After seven hours of driving, one ice cream sandwich, a big bottle of Salva Cola, and two trips to the bathroom, I arrived at Zion’s Gate on Saturday. Our whole squad is hunkered down alongside a mountainside road with eighteen wheelers whizzing past so loud, you can hardly hear your own breathing. The nights get cold. Any warm temperatures are tempered by a constant mountain breeze that cools the air. I knew my fleece hoodie would come in handy somewhere along the way.
 
All forty three of us are encamped on a twenty acre property just outside Tegucigalpa, the world’s murder capital. The ministry, Zion’s Gate, serves street kids from some of the toughest neighborhoods in Tegucigalpa. The kids have survived difficult circumstances full of gangs and paint thinner and absentee parents. It’s the desire for change or just the promise of free satellite TV that draws them here, but they’re present and that’s the important part. Transformation is a process. The boys are a bit unruly and they like to ride their bikes indoors, speeding past all our computers as close as humanly possible.
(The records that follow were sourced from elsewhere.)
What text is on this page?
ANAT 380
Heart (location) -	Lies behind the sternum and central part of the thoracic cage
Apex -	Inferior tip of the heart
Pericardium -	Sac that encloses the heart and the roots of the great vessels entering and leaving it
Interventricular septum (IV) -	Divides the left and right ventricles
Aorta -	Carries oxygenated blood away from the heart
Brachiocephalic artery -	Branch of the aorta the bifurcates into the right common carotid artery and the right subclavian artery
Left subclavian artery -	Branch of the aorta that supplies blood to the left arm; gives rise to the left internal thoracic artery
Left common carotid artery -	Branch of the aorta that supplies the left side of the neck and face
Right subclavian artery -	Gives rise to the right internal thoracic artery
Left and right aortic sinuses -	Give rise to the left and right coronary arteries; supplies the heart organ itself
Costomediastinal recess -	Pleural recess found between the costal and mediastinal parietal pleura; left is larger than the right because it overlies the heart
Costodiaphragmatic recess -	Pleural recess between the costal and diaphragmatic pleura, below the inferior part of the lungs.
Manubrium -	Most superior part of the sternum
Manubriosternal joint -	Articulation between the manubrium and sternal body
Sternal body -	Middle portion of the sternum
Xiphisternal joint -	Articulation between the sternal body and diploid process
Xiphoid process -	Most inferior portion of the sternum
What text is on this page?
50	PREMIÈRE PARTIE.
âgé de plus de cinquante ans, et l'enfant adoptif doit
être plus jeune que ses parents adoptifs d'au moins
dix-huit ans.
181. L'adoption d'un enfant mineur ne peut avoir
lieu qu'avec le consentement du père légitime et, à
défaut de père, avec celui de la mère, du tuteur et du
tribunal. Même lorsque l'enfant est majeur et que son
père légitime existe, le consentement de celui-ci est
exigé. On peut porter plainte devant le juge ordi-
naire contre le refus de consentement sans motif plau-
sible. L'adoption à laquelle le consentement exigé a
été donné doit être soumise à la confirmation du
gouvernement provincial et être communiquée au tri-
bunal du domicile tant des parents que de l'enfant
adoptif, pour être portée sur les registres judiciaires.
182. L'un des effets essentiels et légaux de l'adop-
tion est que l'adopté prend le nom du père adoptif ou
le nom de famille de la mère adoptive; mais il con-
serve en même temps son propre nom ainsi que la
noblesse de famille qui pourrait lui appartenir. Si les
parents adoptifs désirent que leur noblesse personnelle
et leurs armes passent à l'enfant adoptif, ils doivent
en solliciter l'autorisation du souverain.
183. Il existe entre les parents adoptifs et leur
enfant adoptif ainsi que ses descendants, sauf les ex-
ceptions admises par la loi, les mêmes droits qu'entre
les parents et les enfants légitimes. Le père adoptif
Take a normal North American boy, feed him five Red Bulls and you probably have a close approximation of one of these kids. They have boundless energy with a dash of boyish violence. Yesterday, one of them invaded the shower while I was getting dressed. I guess you get used to it. They’re starved for attention.
 
So far things have been laid back. As in El Salvador, nothing happens on time. You have to hold to the schedule loosely. We’ve been doing manual labor around the property. Next week we’ll start moving about, exploring different areas of the city and working in some of the poorer areas. Our goal is to infect these areas like a plague, bringing living hope to people who are probably just curious to see what forty Americans are doing there.